Ok, I want to learn a _lot_ more about programming in Ruby. I have
broadband at the house, plenty of static IP addresses and a willingness to
learn. Has anyone tried long distance pair programming? Other ideas? Do
some of the Austin locals want to get together?

Do you mean Austin, TX? I reckin so.
Email me at jfn _at_ freeze _dot_ org.

···

--
Jim Freeze
Code Red. Code Ruby

In the long term I don't know if you absolutely positively have to be involved in web programming. But I do think that new languages have better chances of taking root in new domain areas, and web programming is one of those newer areas. But it's not the only one. Tim Bray has a convenient list at http://www.tbray.org/ongoing/When/200x/2005/03/15/OneSunYear#p-7 :

"What’s Not Boring? Cellphones aren’t boring (of all the J2*E’s, I like one with ‘M’ the best). Open Source isn’t boring. Dynamic languages aren’t boring. Web services and SOA aren’t boring, but we may have to destroy that village in order to save it. High-level support for CMT/TLP isn’t boring. Extreme Programming and Agile Development and Test-Driven Development aren’t boring. Ajax isn’t boring. Distributed applications based on RSS/Atom syndication aren’t boring. UBL isn’t boring. Health-care informatics reform isn’t boring. Unified multimodal communication (think voice, chat, email, syndication, video, and whatever comes next) isn’t boring. Distributed identity isn’t boring. The intellectual-property wars aren’t boring."

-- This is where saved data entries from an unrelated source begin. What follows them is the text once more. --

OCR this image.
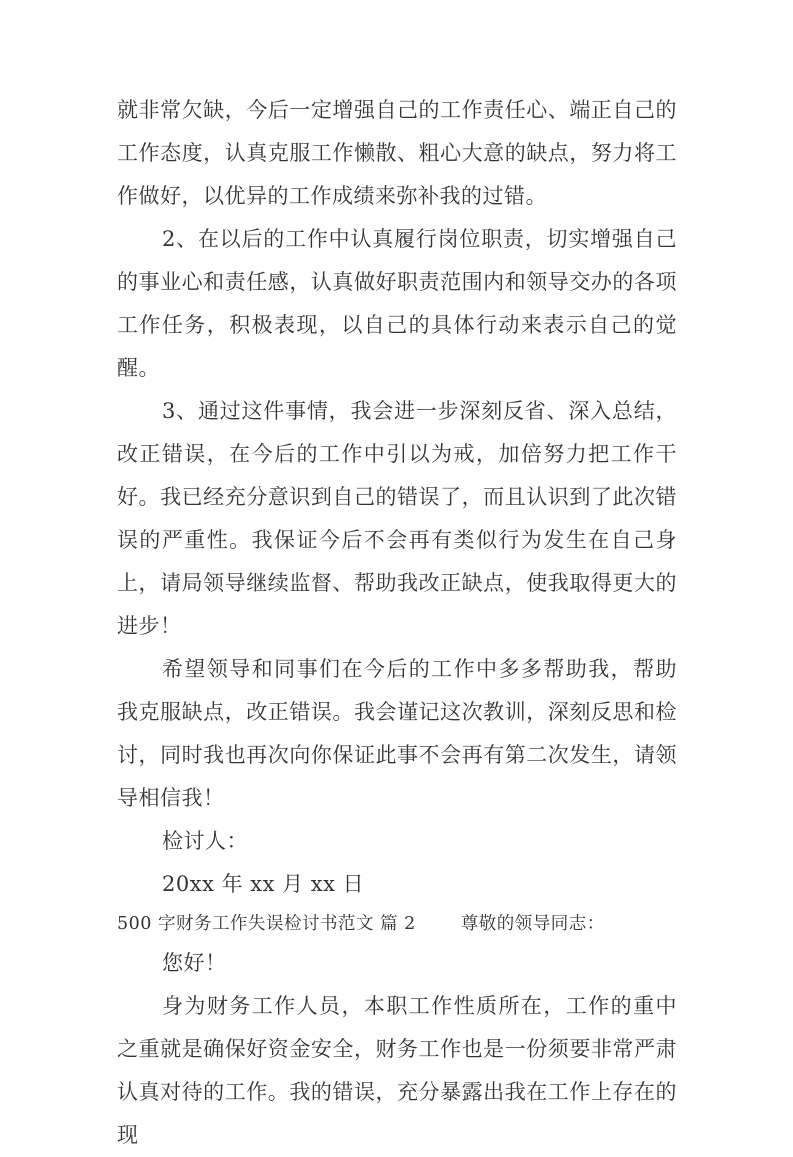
就非常欠缺，今后一定增强自己的工作责任心、端正自己的工作态度，认真克服工作懒散、粗心大意的缺点，努力将工作做好，以优异的工作成绩来弥补我的过错。

2、在以后的工作中认真履行岗位职责，切实增强自己的事业心和责任感，认真做好职责范围内和领导交办的各项工作任务，积极表现，以自己的具体行动来表示自己的觉醒。

3、通过这件事情，我会进一步深刻反省、深入总结，改正错误，在今后的工作中引以为戒，加倍努力把工作干好。我已经充分意识到自己的错误了，而且认识到了此次错误的严重性。我保证今后不会再有类似行为发生在自己身上，请局领导继续监督、帮助我改正缺点，使我取得更大的进步！

希望领导和同事们在今后的工作中多多帮助我，帮助我克服缺点，改正错误。我会谨记这次教训，深刻反思和检讨，同时我也再次向你保证此事不会再有第二次发生，请领导相信我！

检讨人：

20xx 年 xx 月 xx 日

500 字财务工作失误检讨书范文 篇 2	尊敬的领导同志：

您好！

身为财务工作人员，本职工作性质所在，工作的重中之重就是确保好资金安全，财务工作也是一份须要非常严肃认真对待的工作。我的错误，充分暴露出我在工作上存在的现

Personally, if I were talking to a smart 18-year-old hacker today, I might tell him to skip web programming altogether and jump into podcasting and/or VOIP, particularly any efforts to enrich these formats with semantic data to make them even superior to conventional audio signals sent over radio or phone networks. I'd be in there myself, if I didn't have my hands full with all my web-related stuff.

But, as always, it's easiest to make a mark in a field that you're excited about.

Francis Hwang
http://fhwang.net/

···

On Mar 25, 2005, at 11:04 PM, Phil Tomson wrote:

My question was more related to web programming: I have no web
programming experience, but I do have Ruby experience.

For long distance, it's tough to beat voice + MoonEdit for Win/Linux.

···

On Sat, 26 Mar 2005 13:09:27 +0900, Randy Kramer <rhkramer@gmail.com> wrote:

On Friday 25 March 2005 09:55 pm, Matt Lawrence wrote:
> Ok, I want to learn a _lot_ more about programming in Ruby. I have
> broadband at the house, plenty of static IP addresses and a willingness to
> learn. Has anyone tried long distance pair programming? Other ideas? Do
> some of the Austin locals want to get together?

This is probably too early (in several ways, no broadband, only a newbie to
Ruby), but at some point I'd like to try pair programming--local or long
distance.

--
Bill Guindon (aka aGorilla)

Very easy to beat: voice + SubEthaEdit for MacOS X. :>

···

Bill Guindon <agorilla@gmail.com> wrote:

For long distance, it's tough to beat voice + MoonEdit for Win/Linux.